By Jessica Jurevis, Esq., Associate Attorney at DDV Law, Ltd.

The Clients

Every day, people become unable to make their own decisions or manage their affairs for several reasons (old age, illness, injury, etc.). Without proper estate planning documents in place, families and friends must petition the court to appoint a guardian for their loved one.

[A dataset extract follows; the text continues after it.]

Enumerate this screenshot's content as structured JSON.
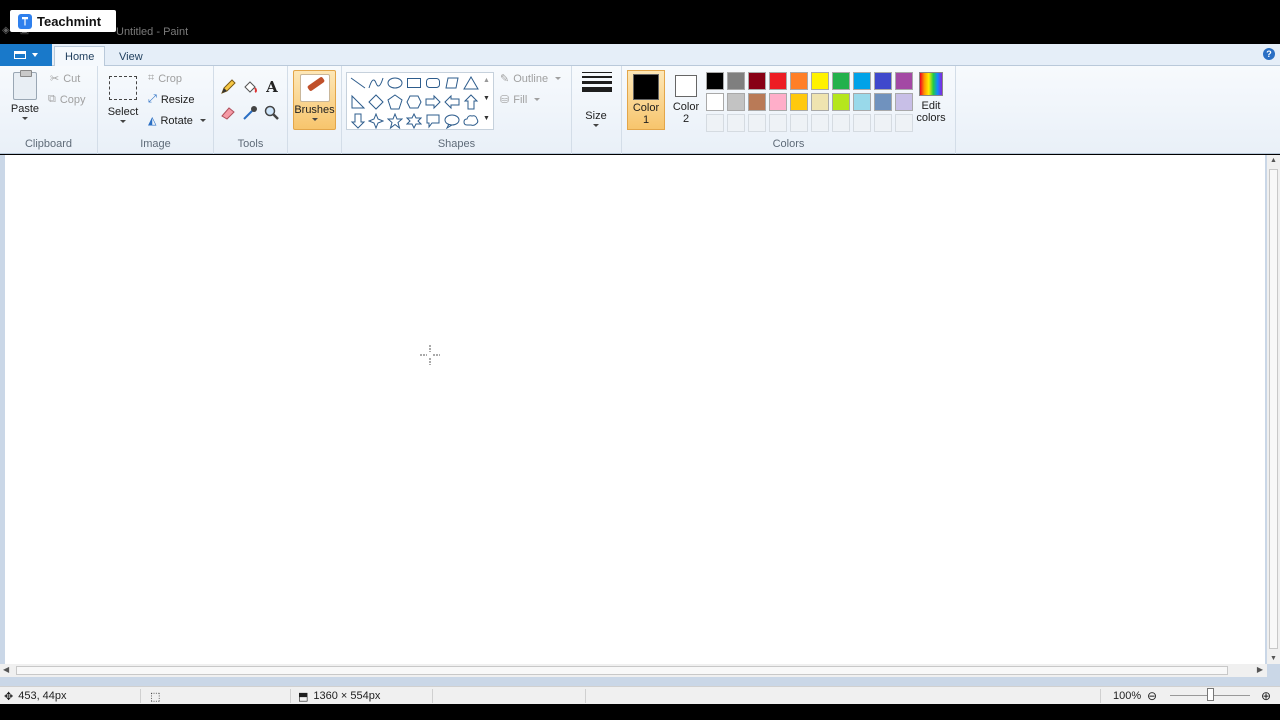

A guardian of the estate manages a disabled person’s financial affairs while a guardian of the person manages health care decisions and daily life activities. The same person can serve as guardian of the estate and person or two individuals can share the roles. A guardian can be an individual, a public agency, or a non-profit organization. A guardian’s decision-making authority can be all-encompassing (plenary) or it can be limited (reserving some rights in the principal).

The Legal Background

Being appointed a guardian – in any capacity – is a significant undertaking and should never be taken lightly. Over the years, the Illinois legislature and courts have provided guidelines, which attorneys and families of a disabled person must consider when nominating either an individual or organization as guardian of a disabled person.

First and foremost, we consider the governing law, which, in the world of guardianship, is the Probate Act. The Probate Act sets forth factors that serve as a bench marker for who is qualified to act as guardian. 755 ILCS 5/11a-5. According to the Act, a proposed guardian must be:

  1. Capable of providing an active and suitable program of guardianship for the person with a disability;
  2. Eighteen years of age;
  3. A resident of the United States;
  4. Not of unsound mind;
  5. Not an adjudged person with a disability as defined in [the Probate Act]; and
  6. Not been convicted of a felony.

However, the Probate Act also provides that the selection of guardian “shall be in the discretion of the court”, giving consideration to the preference of the disabled person as to a guardian as well as the proposed guardian’s qualifications. 755 ILCS 5/11a-12. This means that even if someone satisfies the criteria above, the court may still decide not to appoint that person as guardian.

But how can this be?

The answer is the standard against which virtually all guardianship matters are tested. “The paramount concern in the selection of the guardian is the best interest and well-bring of the person with a disability.” Id. This standard will take priority even over the disabled person’s own preference of guardian. In a guardianship proceeding, the Ward, or person with a disability, loses at least partial, and often complete, control of their right to manage their affairs as the guardian will now act for them. With such high stakes, it is the court’s duty to ensure all precautions are taken to protect and preserve the best interests and well-being of the person with a disability.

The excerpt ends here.